Birgit’s head swayed gently back and forth ever so slightly with the pianissimo tap of the music, as an unknown virtuoso in a long-forgotten studio slid seamlessly through Beethoven’s twelfth piano sonata. The lonesome notes echoed through the darkened laboratory as Birgit worked, sometimes solemn, sometimes forte, but always pensive, focusing Birgit’s thoughts as she, in turn, tapped away on one of the powerful PCs that dotted the room. The only light in the vaulting space was the desk lamp illuminating Birgit’s dashing fingers, the big overhead fluorescent bulbs dimmed for the night.
Every now and then she would break from her annotations to grasp a plastic stylus and brush deftly across the pad to her right, spinning and delving into complex diagrams in front of her as she worked on her latest schematic.
Over the two months since her recruitment, she had become an artist. No longer slaving over theoretical sciences, no more straining within the suffocating confines of penny-pinching university budgets. Freed from the limitations of humanity’s embryonic mechanical expertise, she had taken the resonance manipulator and surged outward to the very bounds of her imagination.
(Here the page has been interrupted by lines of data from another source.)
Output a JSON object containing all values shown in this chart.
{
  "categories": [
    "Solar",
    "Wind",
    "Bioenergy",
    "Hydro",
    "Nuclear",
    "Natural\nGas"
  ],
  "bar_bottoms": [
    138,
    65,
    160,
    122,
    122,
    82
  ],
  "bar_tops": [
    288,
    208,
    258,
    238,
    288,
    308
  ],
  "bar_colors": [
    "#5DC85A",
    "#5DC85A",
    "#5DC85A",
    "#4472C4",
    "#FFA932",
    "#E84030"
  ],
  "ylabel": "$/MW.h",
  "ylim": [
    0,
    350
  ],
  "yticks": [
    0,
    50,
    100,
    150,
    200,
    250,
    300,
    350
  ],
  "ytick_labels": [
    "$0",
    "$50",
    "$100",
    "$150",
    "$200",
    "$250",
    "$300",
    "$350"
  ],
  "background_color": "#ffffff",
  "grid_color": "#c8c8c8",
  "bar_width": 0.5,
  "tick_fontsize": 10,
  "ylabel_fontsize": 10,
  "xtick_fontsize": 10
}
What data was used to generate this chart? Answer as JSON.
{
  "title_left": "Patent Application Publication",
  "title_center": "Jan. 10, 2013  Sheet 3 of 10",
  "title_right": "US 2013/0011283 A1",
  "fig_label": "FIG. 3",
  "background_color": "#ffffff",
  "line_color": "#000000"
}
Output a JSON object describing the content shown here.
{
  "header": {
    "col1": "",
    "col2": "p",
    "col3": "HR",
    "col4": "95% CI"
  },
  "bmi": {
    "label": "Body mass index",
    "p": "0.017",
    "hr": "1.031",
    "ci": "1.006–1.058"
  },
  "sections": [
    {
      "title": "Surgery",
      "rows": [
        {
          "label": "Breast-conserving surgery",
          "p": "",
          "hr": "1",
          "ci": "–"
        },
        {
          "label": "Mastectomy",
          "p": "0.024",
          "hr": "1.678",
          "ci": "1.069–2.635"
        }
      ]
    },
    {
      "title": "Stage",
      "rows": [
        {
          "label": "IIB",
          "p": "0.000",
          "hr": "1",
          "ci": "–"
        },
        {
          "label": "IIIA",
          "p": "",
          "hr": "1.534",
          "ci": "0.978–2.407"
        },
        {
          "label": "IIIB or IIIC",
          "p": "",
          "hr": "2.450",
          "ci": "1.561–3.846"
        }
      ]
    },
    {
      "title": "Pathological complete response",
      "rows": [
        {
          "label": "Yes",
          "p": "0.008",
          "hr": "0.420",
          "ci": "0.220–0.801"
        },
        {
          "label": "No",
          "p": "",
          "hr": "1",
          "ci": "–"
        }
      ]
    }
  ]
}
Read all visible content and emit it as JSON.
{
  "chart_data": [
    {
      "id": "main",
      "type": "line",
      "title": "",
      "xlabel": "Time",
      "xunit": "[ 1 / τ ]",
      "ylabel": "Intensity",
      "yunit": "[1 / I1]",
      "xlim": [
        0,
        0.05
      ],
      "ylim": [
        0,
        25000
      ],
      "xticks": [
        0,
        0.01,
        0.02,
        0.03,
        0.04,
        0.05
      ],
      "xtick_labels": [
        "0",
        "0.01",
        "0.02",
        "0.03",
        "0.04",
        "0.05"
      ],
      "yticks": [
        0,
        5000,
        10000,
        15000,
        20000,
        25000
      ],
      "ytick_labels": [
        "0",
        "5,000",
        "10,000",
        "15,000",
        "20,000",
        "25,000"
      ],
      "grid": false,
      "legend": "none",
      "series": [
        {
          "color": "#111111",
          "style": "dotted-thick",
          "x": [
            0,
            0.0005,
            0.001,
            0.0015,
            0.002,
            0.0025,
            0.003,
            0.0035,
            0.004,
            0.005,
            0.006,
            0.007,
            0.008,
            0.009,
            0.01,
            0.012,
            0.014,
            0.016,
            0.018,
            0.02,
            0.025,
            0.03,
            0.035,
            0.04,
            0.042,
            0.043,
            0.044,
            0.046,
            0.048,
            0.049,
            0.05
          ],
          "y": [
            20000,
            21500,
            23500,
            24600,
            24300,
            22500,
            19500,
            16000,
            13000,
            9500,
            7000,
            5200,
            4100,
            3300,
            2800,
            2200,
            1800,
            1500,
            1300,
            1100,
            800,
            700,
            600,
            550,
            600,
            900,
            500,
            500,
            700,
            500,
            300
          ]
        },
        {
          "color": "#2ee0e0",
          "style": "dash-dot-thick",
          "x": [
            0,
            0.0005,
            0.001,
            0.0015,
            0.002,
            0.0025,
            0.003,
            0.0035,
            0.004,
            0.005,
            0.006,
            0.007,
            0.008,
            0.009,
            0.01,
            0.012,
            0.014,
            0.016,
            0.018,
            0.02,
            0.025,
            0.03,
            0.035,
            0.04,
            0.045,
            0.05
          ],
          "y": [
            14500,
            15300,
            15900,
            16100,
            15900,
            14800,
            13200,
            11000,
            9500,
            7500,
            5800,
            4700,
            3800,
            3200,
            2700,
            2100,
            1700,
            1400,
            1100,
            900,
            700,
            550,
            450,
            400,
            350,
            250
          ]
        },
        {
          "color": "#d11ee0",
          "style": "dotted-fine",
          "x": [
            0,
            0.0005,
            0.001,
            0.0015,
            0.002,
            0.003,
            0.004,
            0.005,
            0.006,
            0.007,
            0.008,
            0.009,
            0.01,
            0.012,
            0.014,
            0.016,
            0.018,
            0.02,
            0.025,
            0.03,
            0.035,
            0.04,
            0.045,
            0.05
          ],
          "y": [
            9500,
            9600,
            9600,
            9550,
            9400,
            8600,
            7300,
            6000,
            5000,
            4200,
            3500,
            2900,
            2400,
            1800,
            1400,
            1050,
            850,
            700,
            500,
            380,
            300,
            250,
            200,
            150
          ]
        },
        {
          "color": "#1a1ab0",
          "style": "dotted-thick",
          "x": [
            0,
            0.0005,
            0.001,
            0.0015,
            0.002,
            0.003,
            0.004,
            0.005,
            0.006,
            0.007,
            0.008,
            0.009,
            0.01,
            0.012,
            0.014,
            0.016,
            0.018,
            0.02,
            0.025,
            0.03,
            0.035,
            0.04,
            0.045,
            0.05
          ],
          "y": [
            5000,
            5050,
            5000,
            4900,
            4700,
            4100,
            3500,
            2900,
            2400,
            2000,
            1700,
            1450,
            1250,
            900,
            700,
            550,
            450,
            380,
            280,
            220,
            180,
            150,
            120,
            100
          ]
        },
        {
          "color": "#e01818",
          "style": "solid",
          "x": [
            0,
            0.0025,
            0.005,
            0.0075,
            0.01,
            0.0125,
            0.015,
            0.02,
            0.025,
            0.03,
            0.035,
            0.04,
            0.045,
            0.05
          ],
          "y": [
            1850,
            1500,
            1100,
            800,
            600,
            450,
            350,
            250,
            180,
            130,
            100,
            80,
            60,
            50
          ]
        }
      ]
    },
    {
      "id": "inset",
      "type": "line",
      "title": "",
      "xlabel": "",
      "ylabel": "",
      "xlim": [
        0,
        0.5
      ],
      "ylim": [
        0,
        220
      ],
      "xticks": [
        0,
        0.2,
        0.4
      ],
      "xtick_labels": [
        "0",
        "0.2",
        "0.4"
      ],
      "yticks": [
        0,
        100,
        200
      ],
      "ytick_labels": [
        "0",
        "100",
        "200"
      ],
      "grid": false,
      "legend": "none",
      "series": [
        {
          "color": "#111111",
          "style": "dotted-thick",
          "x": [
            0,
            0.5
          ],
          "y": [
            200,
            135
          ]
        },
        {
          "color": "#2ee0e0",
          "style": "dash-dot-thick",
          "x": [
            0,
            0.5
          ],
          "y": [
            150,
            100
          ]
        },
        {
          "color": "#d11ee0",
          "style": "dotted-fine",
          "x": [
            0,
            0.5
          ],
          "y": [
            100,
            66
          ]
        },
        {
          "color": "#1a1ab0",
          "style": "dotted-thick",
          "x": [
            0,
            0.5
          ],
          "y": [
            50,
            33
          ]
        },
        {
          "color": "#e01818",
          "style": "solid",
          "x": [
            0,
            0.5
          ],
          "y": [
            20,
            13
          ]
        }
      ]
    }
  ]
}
She had long ago left behind even the most ambitious dreams of her forbears. The facility she now worked in, buried deep in the secret stone fortress that had become her home, was powered by a reactor the size of a football. It took in air and a tiny amount of distilled water, parsing them for the ingredients it needed, and exhausting only helium and an isotopic charge similar to that of an air ionizer. That and more power than a conventional coal power plant consuming more than five hundred tons of coal per day.